Parmi les trois grands rendez-vous qui nous rassemblent au monument « Mémoire et Paix », le 11 novembre est différent du 8 mai et du 14 juillet. Comme un signe supplémentaire de la barbarie, de l’atrocité du conflit mondial qui ravagea l’Europe pendant cinq ans, l’armistice du 11 novembre 1918 fût signé avec l’Allemagne alliée aux puissances centrales, Autriche, Hongrie, Turquie, dans la clairière de Rethondes alors que le froid et la pluie envahissaient de nouveau les tranchées et que, deux semaines auparavant, la France, saignée à blanc, avait, comme le voulaient ses traditions, célébré au lendemain de la Toussaint le jour des morts.

La concordance de ce double calendrier religieux et guerrier a donné ses couleurs de deuil à cette cérémonie avant qu’elle ne devienne, plus récemment, l’instant sacré d’une commémoration dédiée aux morts de toutes les guerres. Si tant est que les pensées des vivants permettent de redonner fugitivement un souffle à l’esprit des défunts, comme le croyait les anciens romains, c’est vers eux que notre mémoire et notre reconnaissance doivent se tourner aujourd’hui.

Le premier de ces disparus, auquel il nous est fait devoir de songer, est ce jeune brigadier engagé au 1er régiment de spahis de Valence. De ce régiment, nous avons entendu le chant de cohésion, le chant de tradition, « Loin de chez nous en Afrique » en pénétrant dans ce monument. C’était une manière de le saluer. Après le médecin capitaine Marc Laycuras tué en avril au Mali, après les membres des forces spéciales Cédric de Pierrepont et Alain Bertoncello, tués au Burkina-Faso en mai, Romain Pointeau est tombé au Mali voici neuf jours, le 2 novembre, pratiquement au même moment que 49 soldats maliens. Chaque cérémonie nous fait redire les mêmes mots. Il était jeune. Il était courageux. Il n’avait pas 25 ans. Il s’était engagé non sur un coup de tête, mais par conviction, par amour de la patrie, trois ans auparavant. Il défendait la France et ses valeurs. Ses parents et ses amis le pleurent aujourd’hui.

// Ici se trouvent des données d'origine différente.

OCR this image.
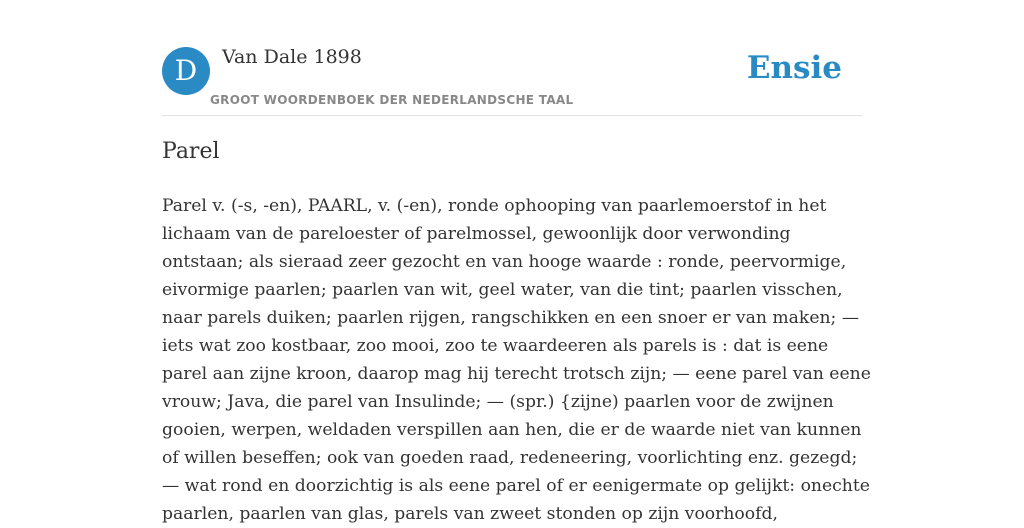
D	Van Dale 1898
GROOT WOORDENBOEK DER NEDERLANDSCHE TAAL
Ensie
Parel
Parel v. (-s, -en), PAARL, v. (-en), ronde ophooping van paarlemoerstof in het
lichaam van de pareloester of parelmossel, gewoonlijk door verwonding
ontstaan; als sieraad zeer gezocht en van hooge waarde : ronde, peervormige,
eivormige paarlen; paarlen van wit, geel water, van die tint; paarlen visschen,
naar parels duiken; paarlen rijgen, rangschikken en een snoer er van maken; —
iets wat zoo kostbaar, zoo mooi, zoo te waardeeren als parels is : dat is eene
parel aan zijne kroon, daarop mag hij terecht trotsch zijn; — eene parel van eene
vrouw; Java, die parel van Insulinde; — (spr.) {zijne) paarlen voor de zwijnen
gooien, werpen, weldaden verspillen aan hen, die er de waarde niet van kunnen
of willen beseffen; ook van goeden raad, redeneering, voorlichting enz. gezegd;
— wat rond en doorzichtig is als eene parel of er eenigermate op gelijkt: onechte
paarlen, paarlen van glas, parels van zweet stonden op zijn voorhoofd,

Comment ne pas s’associer également à la douleur des familles des quatre policiers de la préfecture de Paris poignardé par un collègue, dont il convient moins de souligner qu’il s’était converti, car là n’est pas la question, que de s’interroger sur le fait qu’il s’était radicalisé, car là est l’inquiétude et le combat qu’il faut mener pour la démocratie, les droits des femmes et la liberté de pensée. Cette municipalité, je le rappelle, ne reconnaît aucune religion, aucune communauté. Elle garantit la pratique de cultes et l’existence d’associations. Dussé-je en décevoir certaines ou certains, y compris parmi les gens qui m’aiment bien, la laïcité reste pour moi un horizon indépassable. Voilà tout ! En revanche, notre Mairie est l’alliée naturelle de la Police qu’elle soit nationale ou municipale

Les forces de l’ordre nous protègent et, en nous protégeant, elles prennent en premier les coups qui nous sont destinés, qui nous auraient touchés. On peut les critiquer et, comme toute institution, elles ne peuvent, agissant dans l’urgence et le danger, être parfaites, ne pas commettre d’erreurs (il m’arrive de le dire…), mais on ne peut supporter qu’elles soient abaissées et injuriées par des chants, des slogans, des discours, alors qu’il faudrait exiger, comme pour bien des agents publics, à l’hôpital, à l’école, des moyens et des budgets pour tous ceux qui veillent à notre sécurité. Le mouvement revendicatif des pompiers ne m’a pas échappé. Pour moi, la sécurité est une priorité. Donc les conditions de vie de ceux qui l’assurent le sont aussi. Cela explique sans doute que j’ai recruté deux nouveaux policiers municipaux, pas les moins dissuasifs, qui seront opérationnels en décembre et que nous soyons en train de mettre en place avec Mme le Procureur de la République et M. le directeur de la Sécurité Publique un plan particulier à la commune, caractérisé par sa sévérité et la rapidité des peines qui seront appliquées contre les délinquants et les auteurs d’incivilités. Je ne suis pas autoritaire, mais j’ai de l’autorité.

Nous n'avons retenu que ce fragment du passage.